On January 8, 1978 the GITS played against Windsor, RFC at the home of the British Royal Family, but no record of the score has been found. The final match was on January 11, 1978 at South End on Sea against Old Westcliffians, after a seafood pre-match lunch that sickened a few of the Louisiana players. No record of the score of that match has been found either.

McGehee’s Rugby Chronicles list Mark Lawson (LSU ’76 then Baton Rouge) as captain of the touring side, and its members as including Les Bratton (LSU ’72 then Baton Rouge), Bob Causey (LSU ’76, then Baton Rouge), Jim Braugh (LSU then Baton Rouge), Joey Husband (LSU ’78), Frank Perkins (LSU ’77) Dave Flotte (LSU then Baton Rouge) and Jack Breen (Crescent City). Wayne Fontenelle (LSU) and Gary Meyers (LSU then Baton Rouge) also appear in some old photos found by Breen.

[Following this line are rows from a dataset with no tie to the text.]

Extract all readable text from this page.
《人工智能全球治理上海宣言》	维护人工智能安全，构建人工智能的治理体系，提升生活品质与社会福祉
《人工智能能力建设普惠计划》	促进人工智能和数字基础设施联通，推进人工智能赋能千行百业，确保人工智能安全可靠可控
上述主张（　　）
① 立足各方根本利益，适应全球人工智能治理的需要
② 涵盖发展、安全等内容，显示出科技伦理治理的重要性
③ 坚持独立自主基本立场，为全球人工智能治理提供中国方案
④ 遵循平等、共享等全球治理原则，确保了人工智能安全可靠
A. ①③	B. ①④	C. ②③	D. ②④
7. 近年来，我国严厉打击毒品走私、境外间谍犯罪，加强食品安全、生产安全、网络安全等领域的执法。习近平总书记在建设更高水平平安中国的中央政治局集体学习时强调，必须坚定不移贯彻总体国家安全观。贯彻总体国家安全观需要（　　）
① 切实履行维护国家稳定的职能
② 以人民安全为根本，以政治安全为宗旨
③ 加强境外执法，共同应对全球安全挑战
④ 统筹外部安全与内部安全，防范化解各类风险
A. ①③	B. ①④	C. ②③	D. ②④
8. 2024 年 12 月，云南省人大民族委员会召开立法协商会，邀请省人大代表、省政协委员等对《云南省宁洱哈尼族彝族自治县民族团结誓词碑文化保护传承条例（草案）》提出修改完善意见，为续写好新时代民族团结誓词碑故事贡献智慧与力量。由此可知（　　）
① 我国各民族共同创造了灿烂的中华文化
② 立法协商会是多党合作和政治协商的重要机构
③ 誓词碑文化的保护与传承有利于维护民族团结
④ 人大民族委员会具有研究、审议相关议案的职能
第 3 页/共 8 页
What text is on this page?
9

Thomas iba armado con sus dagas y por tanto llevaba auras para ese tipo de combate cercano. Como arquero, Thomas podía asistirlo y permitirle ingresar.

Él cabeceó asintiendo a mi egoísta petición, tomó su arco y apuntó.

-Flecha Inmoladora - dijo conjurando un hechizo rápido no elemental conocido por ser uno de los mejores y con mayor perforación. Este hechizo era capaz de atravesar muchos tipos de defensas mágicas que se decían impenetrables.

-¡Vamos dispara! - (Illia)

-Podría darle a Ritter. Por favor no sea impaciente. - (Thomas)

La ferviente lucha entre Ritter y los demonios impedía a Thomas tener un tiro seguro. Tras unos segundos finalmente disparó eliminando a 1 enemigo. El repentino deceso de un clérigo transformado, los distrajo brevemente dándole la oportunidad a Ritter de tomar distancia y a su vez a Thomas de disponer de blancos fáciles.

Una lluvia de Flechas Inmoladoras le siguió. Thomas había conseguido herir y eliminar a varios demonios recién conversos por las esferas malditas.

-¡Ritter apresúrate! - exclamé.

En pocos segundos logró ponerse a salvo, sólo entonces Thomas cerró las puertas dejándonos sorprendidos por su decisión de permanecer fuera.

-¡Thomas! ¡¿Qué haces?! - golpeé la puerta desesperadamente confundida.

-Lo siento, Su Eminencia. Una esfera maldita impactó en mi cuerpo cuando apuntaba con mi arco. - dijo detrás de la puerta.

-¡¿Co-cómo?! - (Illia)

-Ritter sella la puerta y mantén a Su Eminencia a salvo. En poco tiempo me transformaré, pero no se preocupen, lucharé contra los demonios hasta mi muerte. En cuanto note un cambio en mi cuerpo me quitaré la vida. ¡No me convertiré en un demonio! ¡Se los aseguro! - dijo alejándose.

La Select suffered a major disappointment when the planned tour to South Africa the players of La Select had trained for very hard under Andre Pelzer, the excellent coach of La Select who learned his rugby in his native South Africa, was cancelled. A January 16, 1979 memo from Ivor van Heerden, Chairman of the Organizing Committee – Louisiana Rugby Football Union Tour to South Africa, indicated La Select would tour during the period from 1st to 22nd August 1979 and that the SA Rugby Board had approved the tour that was to be under the patronage of the Natal Rugby Union and was to include 6 matches against teams in Natal and Transvaal. Unfortunately, the same political protests that led to a large boycott of the 1980 Olympics also put an end to this tour.

La Exiles was an invitational side that included many of the La Select of that era who had ties both with Louisiana and the Eastern Pennsylvania Rugby Union.  Coached by George Betzler, La Exiles combined players from La Select and the perennial EPRU Champions Whitemarsh RFC. La Exiles won many tournaments, including the First Saranac Lake Tournament in 1979, which included for each winning team member tickets the Lake Placid Winter Olympic Games of 1980. La Exiles also toured Ireland and Europe in 1980 and came home with a record of 6 wins and only 1 defeat (by less than a try to then Irish National Club Champions Garryowen RFC). Greystones RFC, who had toured Louisiana in 1979, was one of the teams played on that tour, which renewed many friendships with that Irish club.